Mit einer Fassung, die allen Menschen ihrer Umgebung große Bewunderung abverlangte, wartete Leonora die Woche ab, bis ihr Vater sie erreichte. Aber in dem Augenblick, als er ins Haus trat, brachen all ihre aufgestauten Gefühle aus ihr heraus. »Du mußt mir helfen, ihn zu befreien, du mußt!« kreischte sie hysterisch und warf sich ihrem Vater an den Hals. »Irgend jemand im Palast hat gegen ihn intrigiert. Wer es auch ist, wir müssen einen Gegenplan schmieden, der ihn ruiniert.«

»Beruhige dich, mein Kind. Beruhige dich«, flüsterte Joseph ibn Aukal und streichelte seiner Tochter über den Kopf, ehe er sich aus ihrer heftigen Umklammerung löste. »Nun, du hast mir noch nicht einmal Zeit gelassen, dein wunderschönes Zuhause zu bewundern«, bemerkte er entspannt und anscheinend völlig ungerührt, während er seine Blicke schweifen ließ.

»Später, Vater, später!«

»Es besteht kein Grund zur Panik, mein kleines Mädchen. Ich habe die Angelegenheit gründlich bedacht und meine eigenen Schlüsse gezogen. Meiner Meinung nach liegt der Ursprung des Gerüchts überhaupt nicht im Palast.«

»Unsinn!« rief Leonora und tat seine Worte ungeduldig ab. »Weder Amram noch ich selbst haben je irgendeiner Seele hier ein Sterbenswörtchen über Amrams Tätigkeit gesagt. Alle halten ihn für einen Händler, der viel in Geschäften unterwegs ist.«

»Das mag sein«, antwortete Joseph, weigerte sich aber, darauf einzugehen. »Und jetzt, wärst du so freundlich und würdest für deinen Vater, der von der Reise ermüdet ist, ein Bad vorbereiten lassen?«

Erfrischt streckte sich Joseph im kühlen Schatten des geräumigen Salons auf einem Diwan aus und nippte an seinem Wein, während seine Tochter ihm gegenüber nervös am Rand eines Stapels von Kissen saß. Unermüdlich knabberte sie Süßigkeiten, die man ihnen vorgesetzt hatte, und ihre eisblauen Augen blickten ihn durchdringend an. Schließlich brach er sein Schweigen.
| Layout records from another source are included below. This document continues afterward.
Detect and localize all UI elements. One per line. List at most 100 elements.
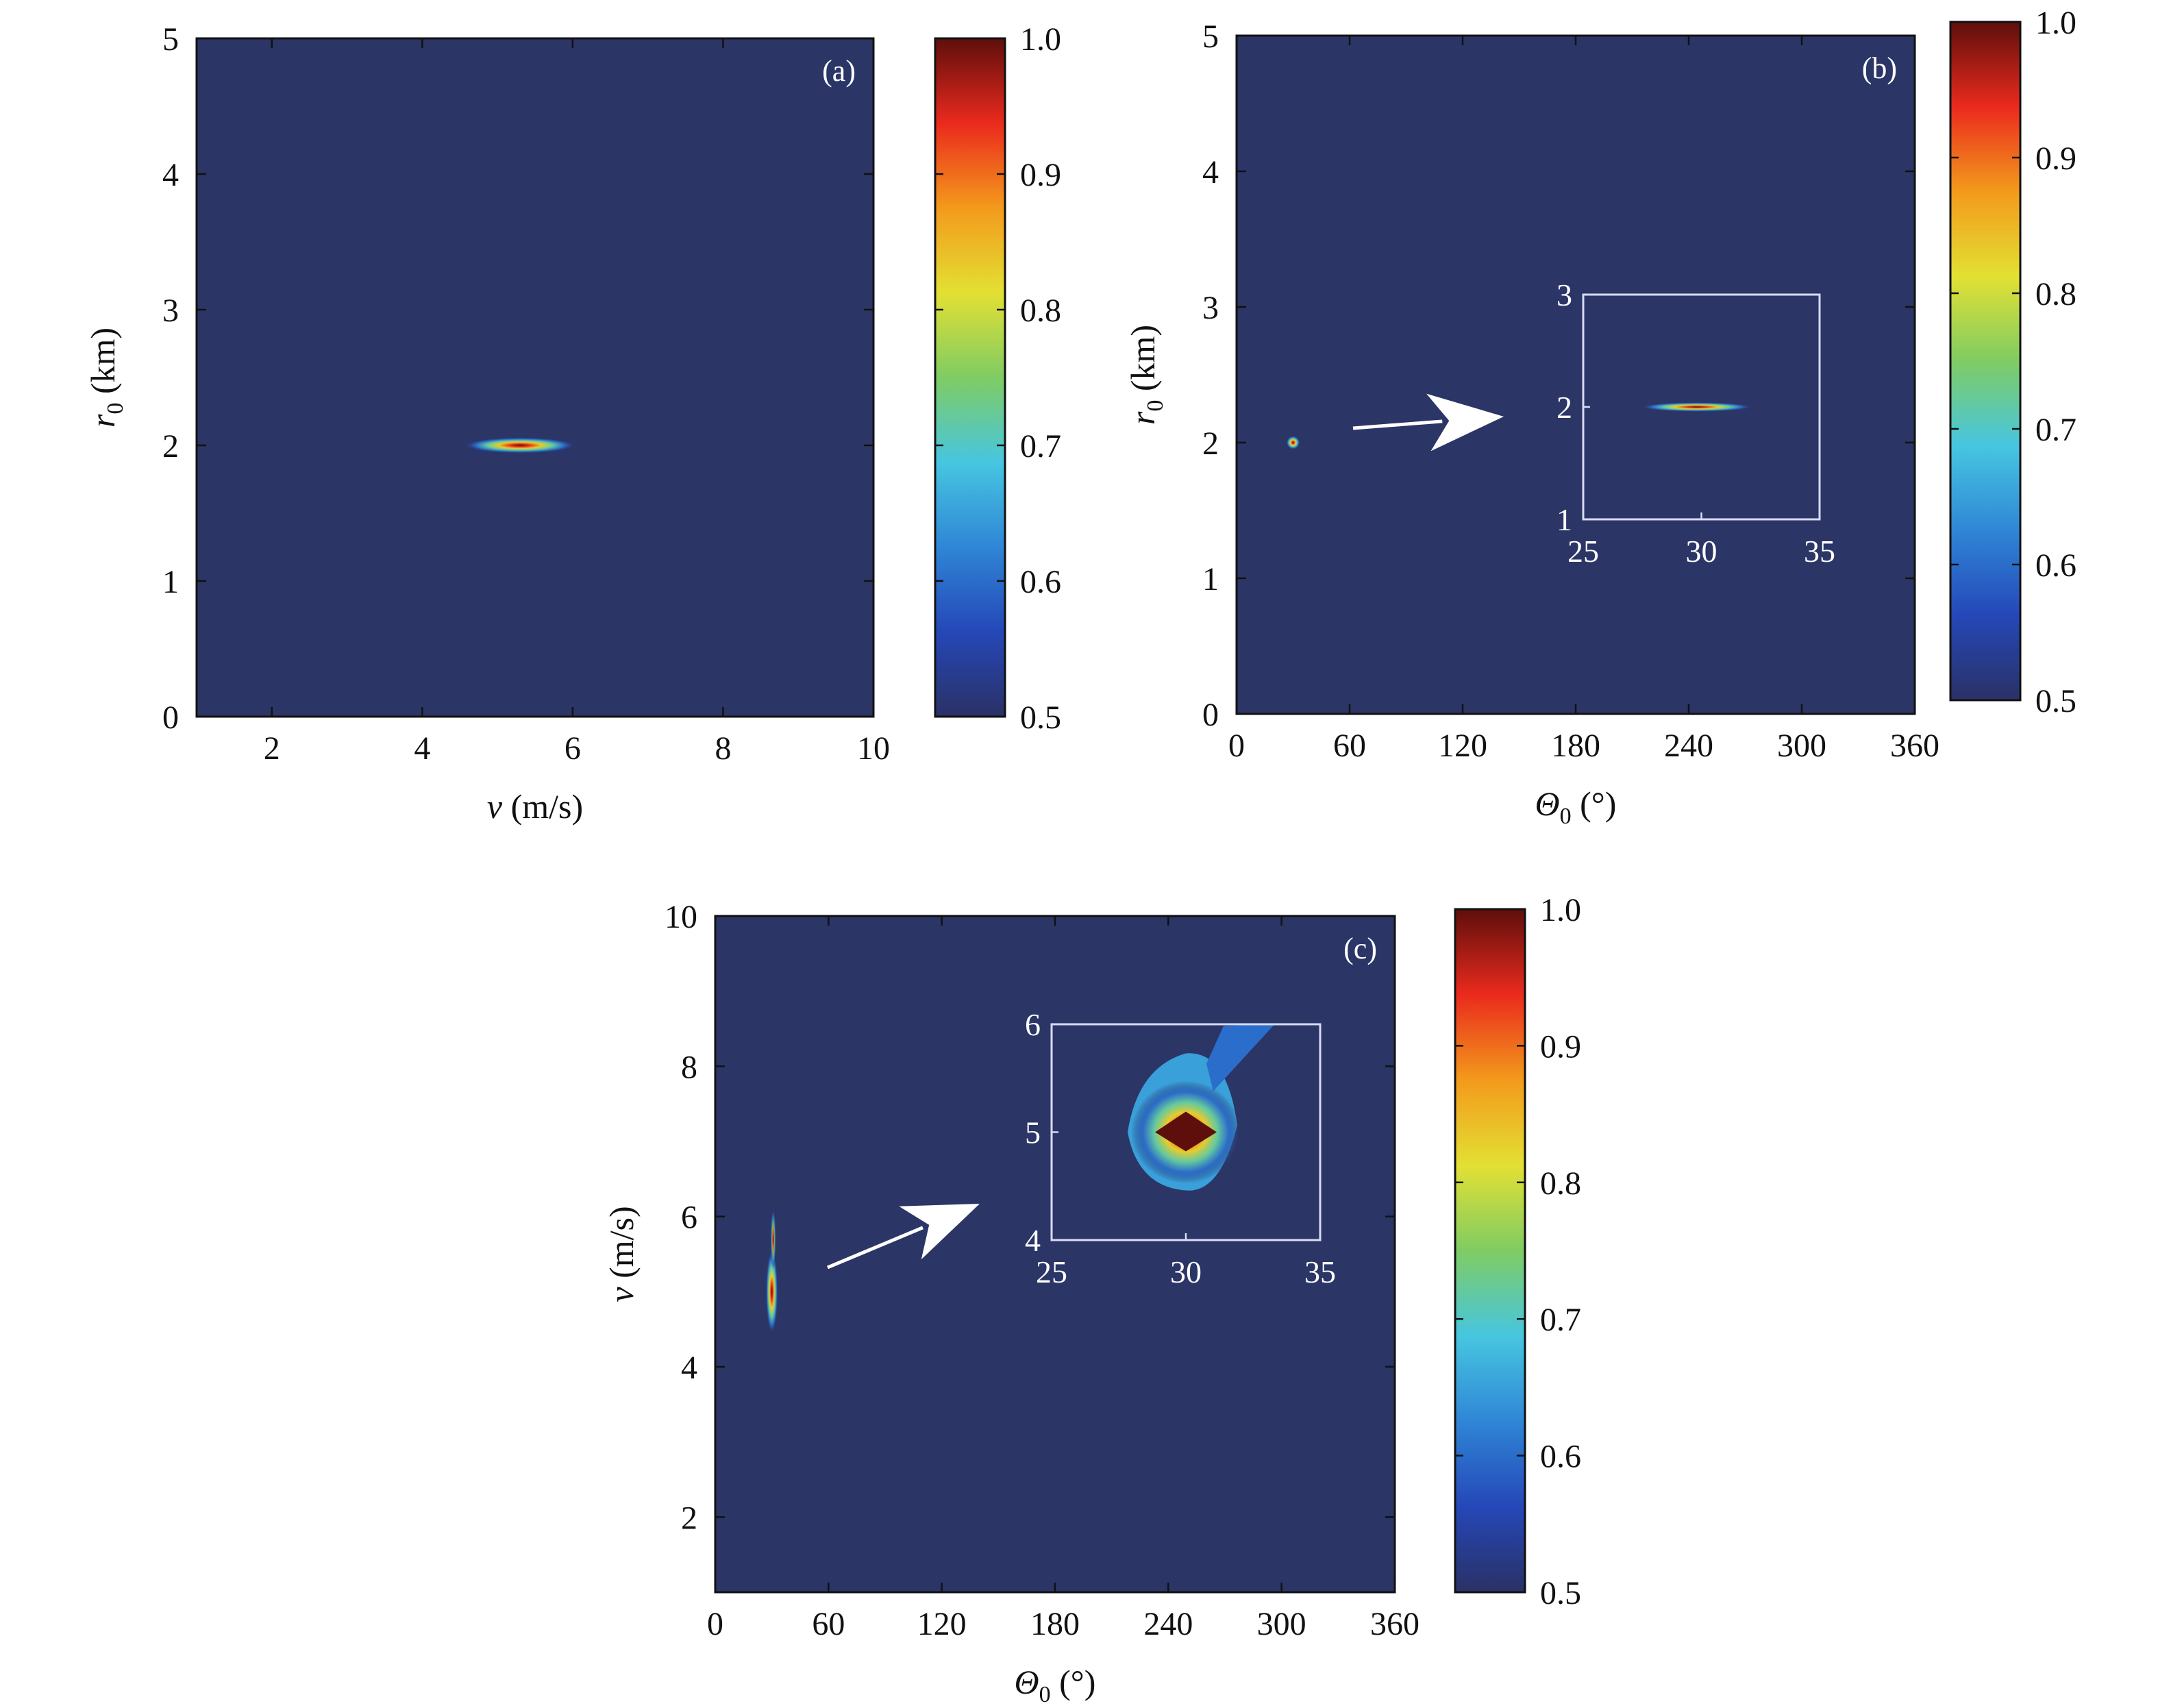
x-tick-label: 180 xyxy=(1030,1606,1080,1642)
x-tick-label: 120 xyxy=(1438,728,1487,764)
inset: 25 30 35 4 5 6 xyxy=(1025,1007,1336,1289)
x-axis-label: v (m/s) xyxy=(487,787,583,826)
axis-label-variable: v xyxy=(487,787,503,826)
y-tick-label: 3 xyxy=(162,293,179,329)
x-tick-label: 180 xyxy=(1551,728,1600,764)
arrow-head xyxy=(899,1204,980,1260)
colorbar: 0.5 0.6 0.7 0.8 0.9 1.0 xyxy=(1454,892,1581,1611)
y-tick-label: 6 xyxy=(681,1200,697,1236)
colorbar-tick-label: 0.9 xyxy=(2035,140,2076,177)
y-tick-label: 4 xyxy=(681,1350,697,1386)
colorbar-gradient-bar xyxy=(1949,21,2022,702)
colorbar-tick-label: 0.7 xyxy=(1020,428,1061,465)
x-tick-label: 0 xyxy=(707,1606,723,1642)
colorbar: 0.5 0.6 0.7 0.8 0.9 1.0 xyxy=(934,21,1061,736)
inset-y-tick-label: 3 xyxy=(1557,277,1572,312)
inset-x-tick-label: 25 xyxy=(1567,534,1599,569)
y-tick-label: 4 xyxy=(162,157,179,193)
colorbar-tick-label: 0.5 xyxy=(1540,1575,1581,1611)
colorbar-tick-label: 0.6 xyxy=(2035,547,2076,584)
y-axis-label: r0 (km) xyxy=(84,327,128,428)
heatmap-peak xyxy=(1286,436,1300,449)
colorbar-tick-label: 0.8 xyxy=(1020,293,1061,329)
colorbar-tick-label: 0.6 xyxy=(1540,1439,1581,1475)
axis-label-subscript: 0 xyxy=(103,403,128,414)
y-tick-label: 5 xyxy=(162,21,179,58)
x-tick-label: 2 xyxy=(264,730,280,767)
inset-x-tick-label: 35 xyxy=(1804,534,1835,569)
inset-y-tick-label: 1 xyxy=(1557,502,1572,537)
axis-label-unit: (°) xyxy=(1051,1663,1096,1701)
x-axis-label: Θ0 (°) xyxy=(1535,784,1617,829)
y-tick-label: 4 xyxy=(1202,154,1219,190)
y-axis-label: r0 (km) xyxy=(1124,325,1168,425)
colorbar-tick-label: 0.7 xyxy=(1540,1302,1581,1338)
y-tick-label: 1 xyxy=(1202,561,1219,597)
x-tick-label: 300 xyxy=(1777,728,1826,764)
inset: 25 30 35 1 2 3 xyxy=(1557,277,1835,569)
inset-y-tick-label: 2 xyxy=(1557,390,1572,425)
y-tick-label: 0 xyxy=(162,700,179,736)
inset-y-tick-label: 4 xyxy=(1025,1223,1041,1258)
axis-label-unit: (km) xyxy=(1124,325,1162,400)
x-tick-label: 8 xyxy=(715,730,731,767)
arrow-shaft xyxy=(827,1226,923,1270)
y-tick-label: 3 xyxy=(1202,290,1219,326)
colorbar-gradient-bar xyxy=(1454,908,1526,1594)
inset-pointer-arrow xyxy=(827,1204,980,1270)
axis-label-unit: (m/s) xyxy=(502,787,583,826)
heatmap-peak xyxy=(765,1249,778,1335)
colorbar-tick-label: 1.0 xyxy=(1540,892,1581,928)
axis-label-variable: Θ xyxy=(1535,784,1560,823)
heatmap-peak xyxy=(463,437,577,454)
axis-label-subscript: 0 xyxy=(1560,804,1572,829)
panel-tag: (b) xyxy=(1862,51,1897,85)
panel-tag: (c) xyxy=(1343,932,1377,965)
inset-peak xyxy=(1639,402,1754,412)
axis-label-variable: r xyxy=(84,414,122,428)
colorbar-tick-label: 0.5 xyxy=(2035,683,2076,719)
x-tick-label: 60 xyxy=(1333,728,1366,764)
inset-x-tick-label: 35 xyxy=(1304,1254,1336,1289)
y-tick-label: 2 xyxy=(162,428,179,465)
x-tick-label: 6 xyxy=(565,730,581,767)
inset-x-tick-label: 25 xyxy=(1036,1254,1067,1289)
y-tick-label: 2 xyxy=(1202,425,1219,462)
inset-x-tick-label: 30 xyxy=(1686,534,1717,569)
heatmap-background xyxy=(715,916,1395,1592)
arrow-shaft xyxy=(1352,419,1443,430)
y-tick-label: 0 xyxy=(1202,697,1219,733)
x-tick-label: 10 xyxy=(857,730,890,767)
axis-label-unit: (m/s) xyxy=(602,1206,641,1287)
x-tick-label: 4 xyxy=(414,730,430,767)
axis-label-subscript: 0 xyxy=(1143,400,1168,412)
colorbar-tick-label: 0.8 xyxy=(1540,1165,1581,1202)
x-tick-label: 120 xyxy=(917,1606,967,1642)
heatmap-background xyxy=(197,38,873,717)
y-axis-label: v (m/s) xyxy=(602,1206,641,1302)
axis-label-subscript: 0 xyxy=(1039,1682,1051,1707)
x-tick-label: 60 xyxy=(812,1606,845,1642)
colorbar-tick-label: 0.5 xyxy=(1020,700,1061,736)
arrow-head xyxy=(1426,393,1504,451)
inset-x-tick-label: 30 xyxy=(1170,1254,1202,1289)
heatmap-peak-tail xyxy=(770,1208,776,1270)
axis-label-unit: (°) xyxy=(1572,784,1617,823)
y-tick-label: 1 xyxy=(162,564,179,600)
colorbar-tick-label: 0.6 xyxy=(1020,564,1061,600)
inset-y-tick-label: 6 xyxy=(1025,1007,1041,1042)
x-tick-label: 360 xyxy=(1370,1606,1419,1642)
y-tick-label: 5 xyxy=(1202,18,1219,55)
inset-y-tick-label: 5 xyxy=(1025,1115,1041,1150)
inset-peak-core xyxy=(1155,1111,1217,1152)
x-tick-label: 360 xyxy=(1890,728,1939,764)
panel-tag: (a) xyxy=(822,54,856,88)
x-axis-label: Θ0 (°) xyxy=(1015,1663,1096,1707)
colorbar-tick-label: 1.0 xyxy=(1020,21,1061,58)
colorbar-gradient-bar xyxy=(934,37,1006,718)
axis-label-unit: (km) xyxy=(84,327,122,403)
x-tick-label: 240 xyxy=(1143,1606,1193,1642)
inset-peak-tail xyxy=(1206,1024,1275,1091)
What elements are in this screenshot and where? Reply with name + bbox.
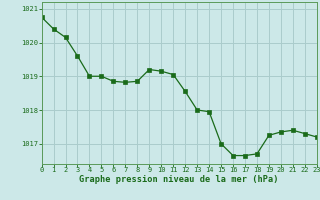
X-axis label: Graphe pression niveau de la mer (hPa): Graphe pression niveau de la mer (hPa)	[79, 175, 279, 184]
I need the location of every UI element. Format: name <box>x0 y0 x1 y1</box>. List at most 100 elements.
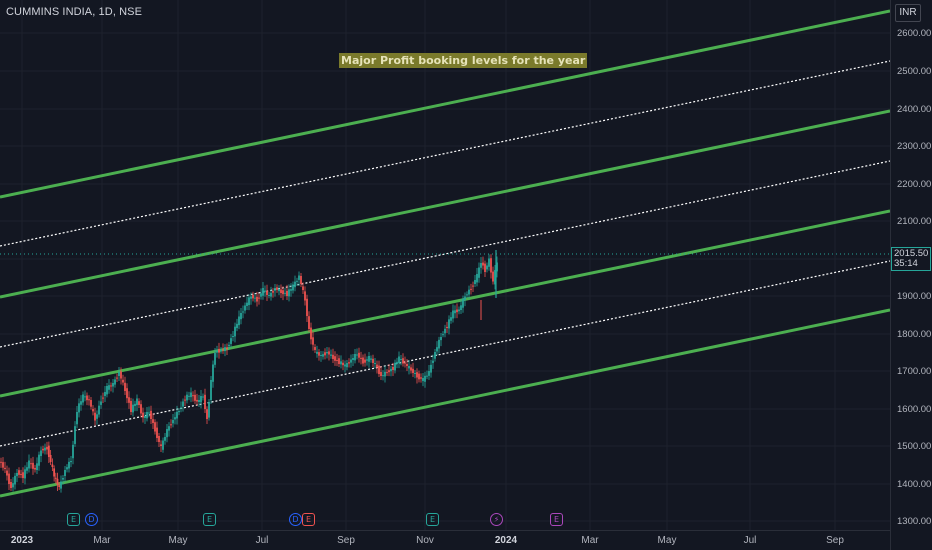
candle-body <box>314 347 316 350</box>
channel-line <box>0 9 890 199</box>
candle-body <box>374 363 376 364</box>
candle-body <box>458 309 460 312</box>
candle-body <box>86 395 88 401</box>
candle-body <box>290 289 292 291</box>
earnings-event-icon[interactable]: E <box>203 513 216 526</box>
candle-body <box>404 362 406 364</box>
candle-body <box>184 399 186 401</box>
candle-body <box>88 399 90 401</box>
time-tick: Sep <box>337 535 355 546</box>
candle-body <box>380 372 382 376</box>
candle-body <box>248 297 250 306</box>
candle-body <box>208 402 210 418</box>
candle-body <box>236 323 238 329</box>
dotted-channel-line <box>0 260 890 447</box>
dividend-event-icon[interactable]: D <box>85 513 98 526</box>
candle-body <box>356 354 358 356</box>
candle-body <box>346 363 348 368</box>
text-annotation[interactable]: Major Profit booking levels for the year <box>339 53 588 68</box>
earnings-event-icon[interactable]: E <box>67 513 80 526</box>
candle-body <box>46 446 48 450</box>
candle-body <box>466 294 468 296</box>
candle-body <box>210 380 212 400</box>
time-tick: Nov <box>416 535 434 546</box>
candle-body <box>146 412 148 419</box>
time-axis[interactable] <box>0 530 890 550</box>
candle-body <box>264 290 266 292</box>
candle-body <box>324 352 326 356</box>
candle-body <box>126 388 128 399</box>
candle-body <box>136 398 138 406</box>
candle-body <box>120 371 122 379</box>
candle-body <box>276 287 278 290</box>
candle-body <box>408 366 410 369</box>
candle-body <box>294 281 296 288</box>
candle-body <box>230 338 232 344</box>
candle-body <box>464 296 466 301</box>
time-tick: May <box>657 535 677 546</box>
candle-body <box>144 416 146 418</box>
candle-body <box>486 265 488 270</box>
candle-body <box>386 372 388 374</box>
price-axis[interactable] <box>890 0 932 550</box>
candle-body <box>336 359 338 361</box>
candle-body <box>204 394 206 409</box>
candle-body <box>152 419 154 423</box>
candle-body <box>428 371 430 376</box>
candle-body <box>382 375 384 377</box>
candle-body <box>358 352 360 358</box>
time-tick: May <box>168 535 188 546</box>
candle-body <box>412 368 414 373</box>
candle-body <box>134 403 136 407</box>
price-tick: 1300.00 <box>897 516 932 527</box>
candle-body <box>328 351 330 355</box>
candle-body <box>462 298 464 308</box>
earnings-event-icon[interactable]: E <box>426 513 439 526</box>
candle-body <box>40 450 42 457</box>
candle-body <box>108 385 110 390</box>
candle-body <box>112 383 114 387</box>
candle-body <box>302 286 304 290</box>
candle-body <box>222 349 224 351</box>
candle-body <box>122 379 124 383</box>
candle-body <box>174 417 176 420</box>
currency-badge[interactable]: INR <box>895 4 921 22</box>
candle-body <box>496 262 498 272</box>
candle-body <box>378 365 380 374</box>
candle-body <box>72 444 74 459</box>
candle-body <box>118 372 120 376</box>
price-tick: 1700.00 <box>897 366 932 377</box>
candle-body <box>482 262 484 266</box>
last-price-value: 2015.50 <box>894 248 929 259</box>
symbol-title[interactable]: CUMMINS INDIA, 1D, NSE <box>6 6 143 18</box>
price-chart[interactable] <box>0 0 890 530</box>
split-event-icon[interactable]: ⚡ <box>490 513 503 526</box>
candle-body <box>446 326 448 328</box>
candle-body <box>334 356 336 361</box>
candle-body <box>212 364 214 382</box>
candle-body <box>366 359 368 361</box>
price-tick: 2600.00 <box>897 28 932 39</box>
candle-body <box>186 394 188 401</box>
candle-body <box>488 258 490 267</box>
candle-body <box>22 472 24 478</box>
candle-body <box>92 409 94 412</box>
candle-body <box>106 386 108 395</box>
candle-body <box>406 364 408 366</box>
candle-body <box>42 448 44 451</box>
candle-body <box>400 359 402 360</box>
earnings-event-icon[interactable]: E <box>550 513 563 526</box>
candle-body <box>94 412 96 421</box>
channel-lines <box>0 9 890 498</box>
candle-body <box>32 462 34 469</box>
candle-body <box>444 328 446 334</box>
candle-body <box>100 401 102 405</box>
dotted-channel-line <box>0 160 890 348</box>
candle-body <box>160 444 162 446</box>
dividend-event-icon[interactable]: D <box>289 513 302 526</box>
candle-body <box>16 473 18 477</box>
candle-body <box>47 445 50 457</box>
earnings-event-icon[interactable]: E <box>302 513 315 526</box>
chart-area[interactable]: CUMMINS INDIA, 1D, NSE Major Profit book… <box>0 0 890 530</box>
channel-line <box>0 109 890 299</box>
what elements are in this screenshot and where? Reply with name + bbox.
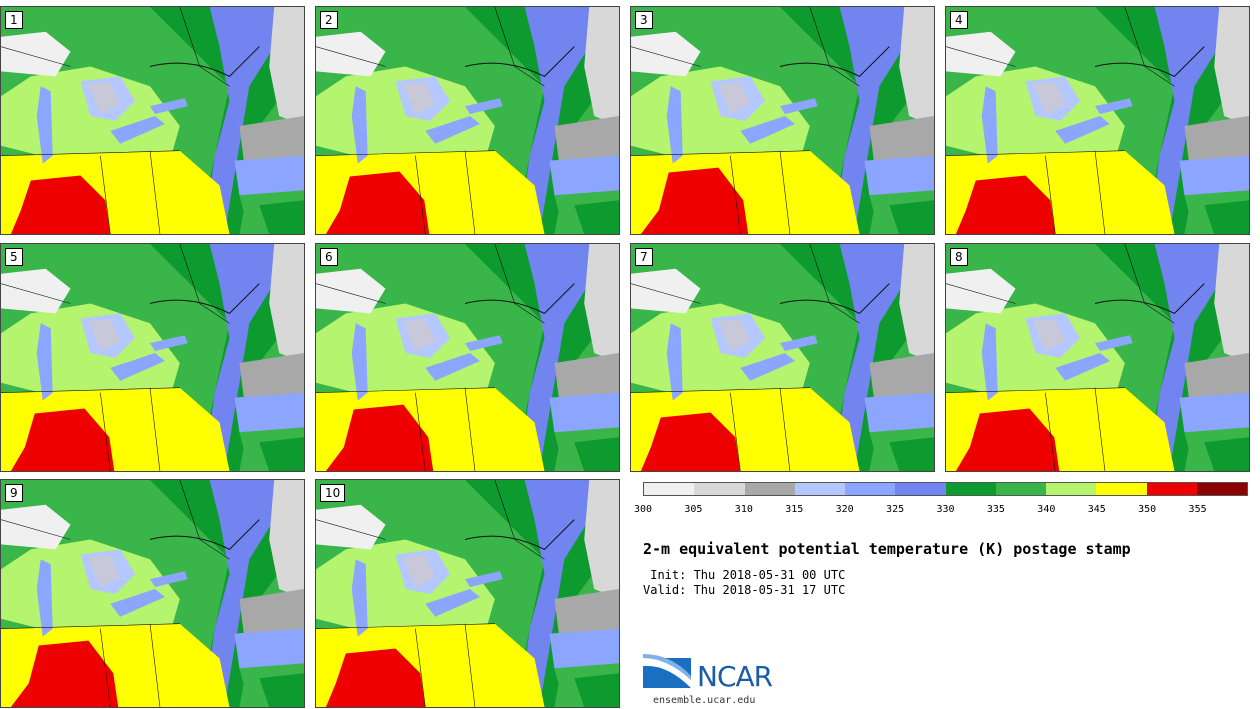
colorbar-swatch <box>1196 483 1247 495</box>
colorbar-swatch <box>744 483 795 495</box>
site-url: ensemble.ucar.edu <box>653 695 756 706</box>
member-number-label: 2 <box>320 11 338 29</box>
colorbar-tick-label: 340 <box>1037 504 1056 515</box>
colorbar-tick-label: 330 <box>936 504 955 515</box>
colorbar-swatch <box>694 483 745 495</box>
valid-time: Valid: Thu 2018-05-31 17 UTC <box>643 583 846 597</box>
postage-stamp-panel: 4 <box>945 6 1250 235</box>
ensemble-member-map <box>1 244 304 471</box>
colorbar-tick-label: 325 <box>886 504 905 515</box>
member-number-label: 8 <box>950 248 968 266</box>
postage-stamp-panel: 10 <box>315 479 620 708</box>
postage-stamp-panel: 6 <box>315 243 620 472</box>
colorbar-tick-label: 345 <box>1087 504 1106 515</box>
postage-stamp-panel: 3 <box>630 6 935 235</box>
member-number-label: 7 <box>635 248 653 266</box>
colorbar-swatch <box>995 483 1046 495</box>
colorbar-swatch <box>945 483 996 495</box>
colorbar-swatch <box>794 483 845 495</box>
colorbar-tick-label: 300 <box>633 504 653 515</box>
postage-stamp-panel: 7 <box>630 243 935 472</box>
postage-stamp-panel: 9 <box>0 479 305 708</box>
postage-stamp-panel: 5 <box>0 243 305 472</box>
colorbar-tick-label: 350 <box>1138 504 1157 515</box>
colorbar-tick-label: 320 <box>835 504 854 515</box>
ensemble-member-map <box>316 480 619 707</box>
member-number-label: 10 <box>320 484 346 502</box>
member-number-label: 1 <box>5 11 23 29</box>
ensemble-member-map <box>1 7 304 234</box>
ensemble-member-map <box>316 7 619 234</box>
colorbar-swatch <box>1096 483 1147 495</box>
colorbar-tick-label: 315 <box>785 504 804 515</box>
ensemble-member-map <box>316 244 619 471</box>
plot-title: 2-m equivalent potential temperature (K)… <box>643 540 1131 558</box>
ensemble-member-map <box>1 480 304 707</box>
init-time: Init: Thu 2018-05-31 00 UTC <box>643 568 846 582</box>
member-number-label: 6 <box>320 248 338 266</box>
postage-stamp-panel: 2 <box>315 6 620 235</box>
colorbar-swatch <box>1146 483 1197 495</box>
colorbar <box>643 482 1248 496</box>
member-number-label: 4 <box>950 11 968 29</box>
ensemble-member-map <box>631 7 934 234</box>
postage-stamp-panel: 1 <box>0 6 305 235</box>
member-number-label: 3 <box>635 11 653 29</box>
colorbar-swatch <box>1046 483 1097 495</box>
colorbar-tick-label: 355 <box>1188 504 1207 515</box>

»Wo bewahrt dein Mann seine Dokumente auf?«

»Ich nehme an, in der Zedernholzdose in seinem Arbeitszimmer.«

»Ich muß sie durchsehen. Wenn mein Verdacht über den Ausgangspunkt dieser Verschwörung gegen ihn stimmt, dann muß ich ein bestimmtes Papier finden, um meinen Standpunkt unwiderlegbar zu beweisen.«

»Nur Amram hat einen Schlüssel dafür.«

»Dann breche ich das Schloß auf«, sagte Joseph ganz ruhig.

»Aber Vater …«

»Komm, komm, mein Kind, wir haben jetzt keine Zeit mehr für Nettigkeiten. Dein Mann sitzt im Gefängnis, ist ein Gefangener in den Händen von Menschen, denen an einem Menschenleben nicht besonders viel liegt. In einem solchen Fall sind alle Mittel heilig. Bringe mir sofort das Kästchen.«

Der Juweliermeister war nicht unvorbereitet gekommen. Aus der robusten Reisetasche, die neben ihm am Boden stand, zog er ein Stück feinen Kupferdraht hervor, und mit der Geschicklichkeit seines Berufsstandes öffnete er rasch das Schloß. Ruhig und methodisch ging er die Dokumente durch, die das Kästchen enthielt, und legte sie dann zur Seite. Leonora stand ganz nah bei ihm, und ihr Herz sank, als er ein nutzloses Dokument nach dem anderen weglegte.